When Sheila told Kim about her idea, she was interested in trying to help. She recalls the conversation:
“I was so excited to have a positive reaction from someone instead of the familiar blank stare,” she laughed.
The ladies searched the internet for countryside photos.
“It was good to have something to look at. We had a color one and a black and white one blown up so we could cut one up – we are amateurs!” Sheila said. “I was so glad Kim wanted to do one, too, when I told her about it. We agreed we needed each other to brainstorm.”
Now working as partners on this journey, Shelia and Kim set out to create their first piece. They started with a random picture they liked, with the intention of making more personally meaningful pieces if the first attempt was successful. It took about a month, forming it entirely out of fabric that was cut and ironed on using a soft fuse product. Needless to say, working together and figuring it out as they went along, they were successful.
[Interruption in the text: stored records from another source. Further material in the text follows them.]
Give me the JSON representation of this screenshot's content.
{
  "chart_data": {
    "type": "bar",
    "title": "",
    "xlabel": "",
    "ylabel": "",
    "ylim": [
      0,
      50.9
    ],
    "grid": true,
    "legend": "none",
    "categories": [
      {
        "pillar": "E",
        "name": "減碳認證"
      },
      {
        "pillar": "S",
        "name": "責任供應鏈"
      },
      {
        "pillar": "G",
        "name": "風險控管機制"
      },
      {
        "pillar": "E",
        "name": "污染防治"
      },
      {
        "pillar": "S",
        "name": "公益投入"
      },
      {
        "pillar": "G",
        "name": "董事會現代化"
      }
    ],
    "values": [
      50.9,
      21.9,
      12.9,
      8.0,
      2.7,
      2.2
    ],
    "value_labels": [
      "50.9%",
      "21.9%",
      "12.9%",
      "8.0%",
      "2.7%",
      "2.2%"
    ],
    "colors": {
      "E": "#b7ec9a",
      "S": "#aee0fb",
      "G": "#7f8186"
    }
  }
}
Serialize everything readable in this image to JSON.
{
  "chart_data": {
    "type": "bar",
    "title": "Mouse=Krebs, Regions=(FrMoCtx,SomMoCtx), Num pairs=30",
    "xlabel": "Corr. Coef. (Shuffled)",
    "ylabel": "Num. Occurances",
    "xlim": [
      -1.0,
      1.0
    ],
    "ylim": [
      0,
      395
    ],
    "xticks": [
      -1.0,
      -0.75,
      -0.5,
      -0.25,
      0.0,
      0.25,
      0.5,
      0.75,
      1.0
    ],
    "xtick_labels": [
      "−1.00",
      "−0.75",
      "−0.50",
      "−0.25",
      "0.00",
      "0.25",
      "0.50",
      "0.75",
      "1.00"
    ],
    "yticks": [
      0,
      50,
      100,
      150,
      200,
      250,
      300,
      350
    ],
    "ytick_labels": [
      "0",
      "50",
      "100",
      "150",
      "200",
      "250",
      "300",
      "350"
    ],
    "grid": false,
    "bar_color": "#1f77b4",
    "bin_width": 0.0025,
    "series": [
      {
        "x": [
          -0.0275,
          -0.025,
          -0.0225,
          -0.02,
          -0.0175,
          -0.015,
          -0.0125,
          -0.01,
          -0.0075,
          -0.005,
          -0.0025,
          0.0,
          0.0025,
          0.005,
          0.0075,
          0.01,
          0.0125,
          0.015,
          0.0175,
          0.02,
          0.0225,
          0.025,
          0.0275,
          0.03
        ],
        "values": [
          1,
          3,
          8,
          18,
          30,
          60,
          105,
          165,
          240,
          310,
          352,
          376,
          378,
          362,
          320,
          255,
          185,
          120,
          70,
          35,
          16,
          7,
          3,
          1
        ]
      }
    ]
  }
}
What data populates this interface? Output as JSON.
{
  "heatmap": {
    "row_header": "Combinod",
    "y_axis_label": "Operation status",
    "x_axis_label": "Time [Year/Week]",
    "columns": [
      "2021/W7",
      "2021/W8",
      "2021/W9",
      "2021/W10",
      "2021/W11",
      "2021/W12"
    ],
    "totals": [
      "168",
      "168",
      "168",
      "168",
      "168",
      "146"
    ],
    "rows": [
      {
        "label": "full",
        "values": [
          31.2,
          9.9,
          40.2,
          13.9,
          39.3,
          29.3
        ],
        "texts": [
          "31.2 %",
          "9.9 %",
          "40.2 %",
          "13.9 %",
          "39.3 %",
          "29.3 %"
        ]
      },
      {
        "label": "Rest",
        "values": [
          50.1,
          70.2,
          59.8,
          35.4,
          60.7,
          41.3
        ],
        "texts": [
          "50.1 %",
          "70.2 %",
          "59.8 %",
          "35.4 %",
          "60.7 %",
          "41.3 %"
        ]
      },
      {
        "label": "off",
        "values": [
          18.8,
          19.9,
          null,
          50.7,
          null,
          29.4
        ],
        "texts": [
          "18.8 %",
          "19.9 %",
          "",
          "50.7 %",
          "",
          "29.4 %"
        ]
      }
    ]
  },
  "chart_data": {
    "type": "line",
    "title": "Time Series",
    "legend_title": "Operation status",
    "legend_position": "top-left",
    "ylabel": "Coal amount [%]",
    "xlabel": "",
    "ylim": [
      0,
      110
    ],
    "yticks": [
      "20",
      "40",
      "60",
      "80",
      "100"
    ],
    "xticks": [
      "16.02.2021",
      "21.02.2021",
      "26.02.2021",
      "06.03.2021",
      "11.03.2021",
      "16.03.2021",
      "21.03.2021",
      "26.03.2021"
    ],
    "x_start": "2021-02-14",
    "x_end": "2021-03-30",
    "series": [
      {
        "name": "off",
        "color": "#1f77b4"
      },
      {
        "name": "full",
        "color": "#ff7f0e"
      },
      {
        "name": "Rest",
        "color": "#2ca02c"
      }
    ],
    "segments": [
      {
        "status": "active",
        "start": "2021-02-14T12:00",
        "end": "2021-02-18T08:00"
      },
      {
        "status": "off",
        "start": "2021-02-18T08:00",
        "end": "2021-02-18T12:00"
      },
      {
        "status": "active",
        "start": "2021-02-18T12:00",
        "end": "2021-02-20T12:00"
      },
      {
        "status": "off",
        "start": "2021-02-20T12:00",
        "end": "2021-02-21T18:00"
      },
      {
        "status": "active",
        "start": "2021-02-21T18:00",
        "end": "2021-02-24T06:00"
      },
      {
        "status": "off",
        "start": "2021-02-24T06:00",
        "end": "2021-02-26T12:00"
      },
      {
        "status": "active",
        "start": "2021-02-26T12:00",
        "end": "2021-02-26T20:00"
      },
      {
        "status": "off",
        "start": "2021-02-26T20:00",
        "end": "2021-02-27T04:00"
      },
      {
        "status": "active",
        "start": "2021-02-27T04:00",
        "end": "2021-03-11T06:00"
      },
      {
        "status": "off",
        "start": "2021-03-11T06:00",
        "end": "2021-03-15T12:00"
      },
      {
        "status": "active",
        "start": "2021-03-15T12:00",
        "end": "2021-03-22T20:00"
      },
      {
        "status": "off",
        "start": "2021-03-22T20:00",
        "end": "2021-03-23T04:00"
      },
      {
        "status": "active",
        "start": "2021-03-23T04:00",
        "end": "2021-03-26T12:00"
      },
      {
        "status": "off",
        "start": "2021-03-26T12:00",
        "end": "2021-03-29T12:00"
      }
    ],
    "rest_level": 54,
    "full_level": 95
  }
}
It was not long before Sheila was creating two more works of fabric art with a much more personal subject matter. One depicts family landmarks from her father’s side, including the Gulf gas pumps and the grocery and feed store owned by her grandfather on Highway 23 in the little community of Friendship between Caulksville and Booneville. Sheila’s grandparents owned the store for 42 years and she has many fond memories of spending time there as a child.
The other more sentimental piece represents Sheila’s mother’s side of the family. It includes the home in Branch where her maternal grandparents, McKinley and Gussie Shelby, raised their family of 10. She said wonderful memories flooded her mind as she worked.
“My goodness, we had fun in that house! There are 20 first cousins and we would spend summer vacations there together,” she said.
She recalls watching her grandmother can fruits and vegetables, helping her grandpa in the garden and learning to love the Cardinals.
“Grandpa was an avid Cardinals fan and everything stopped when a game was broadcast on the radio,” she said.
These precious memories were the driving force behind the creativity and determination she poured into her second and third works of art. As much as she enjoyed creating her first fabric piece, Sheila said the other two are the ones that bring her the most joy. A sentimental person, these creations are priceless reminders of her family’s heritage.
Perhaps another attribute one could use to describe Sheila is humble.
“I am not an artist. I am just stubborn and wanted to make the picture in my head a reality.”
Her humble attitude also is evident in her desire to give credit to her friend Kim and the invaluable role she played in making this project come to life. Sheila is thankful to have found the courage to act on her idea, but recognizes wholeheartedly that it might never have happened without her friend’s willingness to embark on the mission with her.
Sheila’s project idea was a large undertaking, to say the least. Led by her desire to create something truly unique, she enlisted the help she needed and jumped in head first, learning as she went along. It was pure heart that carried her vision to fruition and many will enjoy the beauty of her labor of love for years to come.